FORT LAUDERDALE — On the eve of the 60th Anniversary of Brown v. Board of Education, the national board of the NAACP will hold its board meeting, a town hall and several panels discussing the state of education next week in Fort Lauderdale.
A mix of national and local speakers will examine the current state of education equality, including grade level reading, the school to prison pipeline and common core. The events will take place over several days, with the 2014 Daisy Bates Education Institute on May 14 as a highlight.
The NAACP Annual Daisy Bates Education Institute honors the late Daisy Bates, former president of the Arkansas State Conference of the NAACP and advisor to the Little Rock Nine. Despite threats and intimidation, Bates mentored nine students who braved hostile opponents to the integration of Little Rock’s Central High School.
It was May 14, 1954 when Chief Justice Earl Warren delivered the opinion that “in the field of public education the doctrine of ‘separate but equal’ has no place. Separate educational facilities are inherently unequal …,” which started the desegregation of public schools.
Charles J. Ogletree, the Jesse Climenko Professor at Harvard Law, will deliver the keynote address focused on Brown. Ogletree is the author of All Deliberate Speed: Reflections on the First Half-Century of Brown v. Board of Education. He will analyze the Brown decision and provide a road map to completing the work of Brown, according to organizers.
David J. Johns, executive director of the White House Initiative on Educational Excellence for African Americans, opens the institute with methods to improve the educational achievement of African Americans.
A town hall called “Making the Spirit of Brown a Reality” will examine the future of education. Panelists including Ernest Green, a member of the Little Rock Nine, the black students who integrated Little Rock Central High School in Arkansas. Green was the first black student to graduate from Central, in 1958. Also on the panel are Broward County Superintendent of Schools Robert Runcie, John Jackson, president and CEO of The Schott Foundation for Public Education; Judith Browne Dianis, co-director of The Advancement Project; and the Florida NAACP State Conference President/ NAACP National Education Chair Adora Obi Nweze. This session will run live on Google Hangout, to allow interaction with students in classrooms.
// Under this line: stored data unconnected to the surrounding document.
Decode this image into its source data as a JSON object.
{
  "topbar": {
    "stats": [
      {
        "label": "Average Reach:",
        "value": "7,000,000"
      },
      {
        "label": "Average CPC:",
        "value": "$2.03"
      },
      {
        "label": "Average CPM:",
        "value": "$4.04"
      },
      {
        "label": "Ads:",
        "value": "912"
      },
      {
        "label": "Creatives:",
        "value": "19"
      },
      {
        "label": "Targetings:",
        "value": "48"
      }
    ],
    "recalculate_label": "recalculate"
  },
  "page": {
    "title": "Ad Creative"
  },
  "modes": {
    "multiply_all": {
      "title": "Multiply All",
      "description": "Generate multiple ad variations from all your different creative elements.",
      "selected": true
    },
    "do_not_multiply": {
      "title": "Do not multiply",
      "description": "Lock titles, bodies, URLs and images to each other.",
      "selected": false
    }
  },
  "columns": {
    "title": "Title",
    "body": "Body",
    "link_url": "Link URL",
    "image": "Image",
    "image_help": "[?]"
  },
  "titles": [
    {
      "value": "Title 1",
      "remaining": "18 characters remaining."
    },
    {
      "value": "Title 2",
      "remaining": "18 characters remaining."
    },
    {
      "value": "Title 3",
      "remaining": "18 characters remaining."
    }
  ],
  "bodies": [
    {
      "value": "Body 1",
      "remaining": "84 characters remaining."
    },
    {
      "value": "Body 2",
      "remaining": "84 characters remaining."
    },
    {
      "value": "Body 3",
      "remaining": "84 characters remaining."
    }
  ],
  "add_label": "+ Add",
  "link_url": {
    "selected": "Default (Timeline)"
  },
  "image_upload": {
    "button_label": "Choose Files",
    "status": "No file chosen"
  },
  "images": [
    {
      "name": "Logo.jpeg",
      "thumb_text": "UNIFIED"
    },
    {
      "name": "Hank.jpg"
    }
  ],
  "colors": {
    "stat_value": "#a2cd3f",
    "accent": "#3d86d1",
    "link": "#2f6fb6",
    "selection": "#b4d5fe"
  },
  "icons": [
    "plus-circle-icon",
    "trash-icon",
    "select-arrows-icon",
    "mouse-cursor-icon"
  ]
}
Local perspectives on school house to jailhouse issues will be addressed by Runcie; Fort Lauderdale Police Chief Frank Adderley; Gordon Weekes, chief assistant public defender for Broward County; Broward County Juvenile Court Judge Elijah H. Williams; and Marsha Ellison, NAACP Fort Lauderdale/Broward Branch president.
“We are really excited to have the national board here in Fort Lauderdale and to hear from so many from the Broward area,” said Nweze, who said part of hosting the out-of-towners included putting “information about Brown on a ‘jump drive’ for everyone.”